We are constantly surrounded by cases of mental illnesses being romanticised; especially on social media. Nearly every day on Twitter I see dark, self-deprecating posts linking things like awkward social situations to existentialist or suicidal thoughts.

It seems that claiming to hate yourself and having low self-esteem are hella #relatable and will get you endless RTs whether or not you actually feel that way.

I, too have fallen prey to this and perpetuate this idea of it being amusing to feel lost, empty and without hope. (Ur fave is problematic lol).

It’s clearly meant in a light-hearted and humorous way (otherwise I wouldn’t also contribute towards it at times) and some might argue that mental health issues and questions of existence can be eased with humour and light-heartedness, but sometimes I fear that people seeking solidarity or help online might be met with the idea that mental health issues are funny, or that feigning a serious issue might even earn you popularity online.

I hear it all the time: “I’m so OCD about tidying my bedroom” or “It was so awkward at the party, Brenda; I just wanted to kill myself”- sentences that seem to bare no weight when used in idle conversation, but are extremely potent and powerful words. (I’m still having to teach myself that jokes about wanting to end my life are not always funny.)

Yet, we make these statements all the time without fully understanding the weight they carry.

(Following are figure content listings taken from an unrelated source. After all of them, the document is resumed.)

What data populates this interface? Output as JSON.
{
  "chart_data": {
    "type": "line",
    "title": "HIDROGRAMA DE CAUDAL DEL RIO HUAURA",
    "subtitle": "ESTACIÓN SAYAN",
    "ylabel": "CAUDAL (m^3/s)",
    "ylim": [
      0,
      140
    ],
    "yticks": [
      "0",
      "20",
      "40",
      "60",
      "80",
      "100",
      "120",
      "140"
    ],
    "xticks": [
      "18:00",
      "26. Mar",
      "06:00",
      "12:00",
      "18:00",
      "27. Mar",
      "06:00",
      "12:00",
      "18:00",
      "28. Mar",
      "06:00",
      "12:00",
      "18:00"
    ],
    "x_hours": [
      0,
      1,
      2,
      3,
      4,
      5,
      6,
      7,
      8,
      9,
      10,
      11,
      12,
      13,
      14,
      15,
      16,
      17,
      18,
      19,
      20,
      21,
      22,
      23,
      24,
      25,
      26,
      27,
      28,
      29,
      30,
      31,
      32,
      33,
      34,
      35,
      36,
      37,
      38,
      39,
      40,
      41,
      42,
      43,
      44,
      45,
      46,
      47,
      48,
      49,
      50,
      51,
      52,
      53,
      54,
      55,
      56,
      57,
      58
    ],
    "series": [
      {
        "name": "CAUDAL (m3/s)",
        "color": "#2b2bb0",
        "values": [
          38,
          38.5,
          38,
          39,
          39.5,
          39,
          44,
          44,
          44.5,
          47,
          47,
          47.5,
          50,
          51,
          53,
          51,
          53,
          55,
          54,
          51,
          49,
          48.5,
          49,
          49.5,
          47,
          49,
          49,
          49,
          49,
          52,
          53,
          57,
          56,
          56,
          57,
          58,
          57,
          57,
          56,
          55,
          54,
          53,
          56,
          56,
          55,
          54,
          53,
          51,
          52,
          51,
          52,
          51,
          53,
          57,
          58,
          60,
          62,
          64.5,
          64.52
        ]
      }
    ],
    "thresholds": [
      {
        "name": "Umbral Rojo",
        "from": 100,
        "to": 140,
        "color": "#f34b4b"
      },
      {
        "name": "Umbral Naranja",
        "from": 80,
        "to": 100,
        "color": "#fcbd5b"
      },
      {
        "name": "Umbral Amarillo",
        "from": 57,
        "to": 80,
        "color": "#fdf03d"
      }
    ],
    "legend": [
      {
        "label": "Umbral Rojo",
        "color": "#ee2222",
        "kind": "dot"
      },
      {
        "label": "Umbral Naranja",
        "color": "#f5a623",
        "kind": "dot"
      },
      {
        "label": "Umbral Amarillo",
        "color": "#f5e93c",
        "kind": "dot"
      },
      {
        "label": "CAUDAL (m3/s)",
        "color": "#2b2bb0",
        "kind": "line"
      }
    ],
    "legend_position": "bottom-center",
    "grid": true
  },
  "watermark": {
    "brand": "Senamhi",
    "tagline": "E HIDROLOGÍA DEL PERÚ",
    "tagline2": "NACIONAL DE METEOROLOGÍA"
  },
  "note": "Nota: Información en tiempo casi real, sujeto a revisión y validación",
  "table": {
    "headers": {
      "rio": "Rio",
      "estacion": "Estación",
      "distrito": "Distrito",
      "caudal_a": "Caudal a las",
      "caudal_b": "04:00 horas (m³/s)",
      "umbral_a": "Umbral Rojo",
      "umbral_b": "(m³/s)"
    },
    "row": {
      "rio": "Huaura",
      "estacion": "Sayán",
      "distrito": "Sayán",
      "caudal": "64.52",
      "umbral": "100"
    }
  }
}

There are certainly cases where these statements are fully an expression of how that individual is feeling, but- often it is used as a gag.

It’s also hugely perpetuated on TV. Shows such as “The Big Bang Theory” have at least one character with clinical depression, and they are primarily used to poke fun at someone who is struggling. Jokes about how many anti-depressants they use to get through the day, the frequent suicidal thoughts or social anxiety re-occur frequently.... I find myself writhing in my seat whenever they do.

(Admittedly I truly believe that a lot of the jokes I find online are made with better taste than some sit-coms I’ve seen.)

But, it’s not all jokes and light-heartedness in relation to mental health; many artists suffer/have suffered with mental health conditions which are almost immediately attributed to their work. It carries more of a meaning due to their struggles. The idea of the “Tortured artist” is not an archetype I invented myself.

Essentially, I think that humour is a wonderful coping mechanism for anything in life- especially the more difficult to address subjects, but it’s the way that the jokes or comments are handled that affects the outcome. Mental health issues are very serious and if people wish to make light of their situation, I whole-heartedly support them- I just refuse to poke fun.